I pensionati molisani aderenti alle sigle di settore di Cgil, Cisl e Uil si fanno sentire contro la scelta del governo della restituzione una tantum dei soldi ai pensionati dopo la sentenza della Consulta che ha bocciato il blocco delle indicizzazioni delle pensioni.
In particolare, la critica è legata anche al mancato confronto con il sindacato. “Una scelta scellerata, perché con questo decreto legge il Governo restituisce solo una parte di quanto dovuto e solo ad una parte dei pensionati – spiega Luigi Pietrosimone, segretario generale della Fnp Abruzzo e Molise – e, inoltre, decreta una rivalutazione solo marginale del montante delle pensioni, trascinando così gli effetti negativi del blocco dell’indicizzazione del biennio 2012/13 anche sugli importi futuri.

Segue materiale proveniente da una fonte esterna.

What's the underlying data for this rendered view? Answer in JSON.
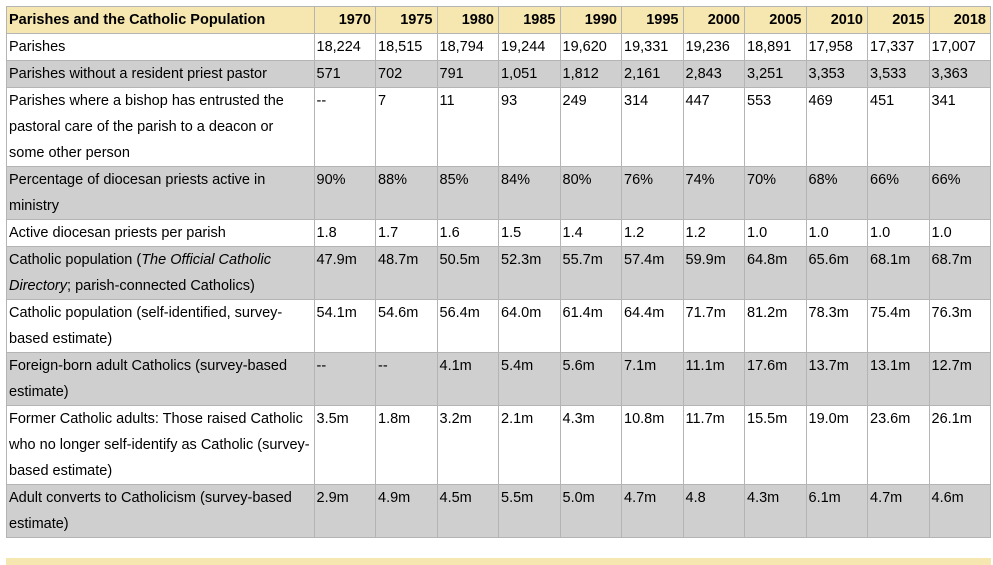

Si tratta di un atteggiamento di chiusura che, come è già accaduto con il Governo Monti, genera errori, iniquità ed ingiustizie, e a pagarne le conseguenze sono sempre le famiglie e i pensionati. I quasi 90 mila pensionati molisani non vogliono un regalo, ma chiedono solo di avere una giusta restituzione di quanto illegittimamente trattenuto ai danni delle loro pensioni”.
Dalla loro, i sindacati confederali chiedono al Governo di aprire immediatamente un tavolo di confronto nazionale che porti al rispetto della sentenza della Consulta e dei diritti dei pensionati. Diversamente non escludono anche possibili mobilitazioni.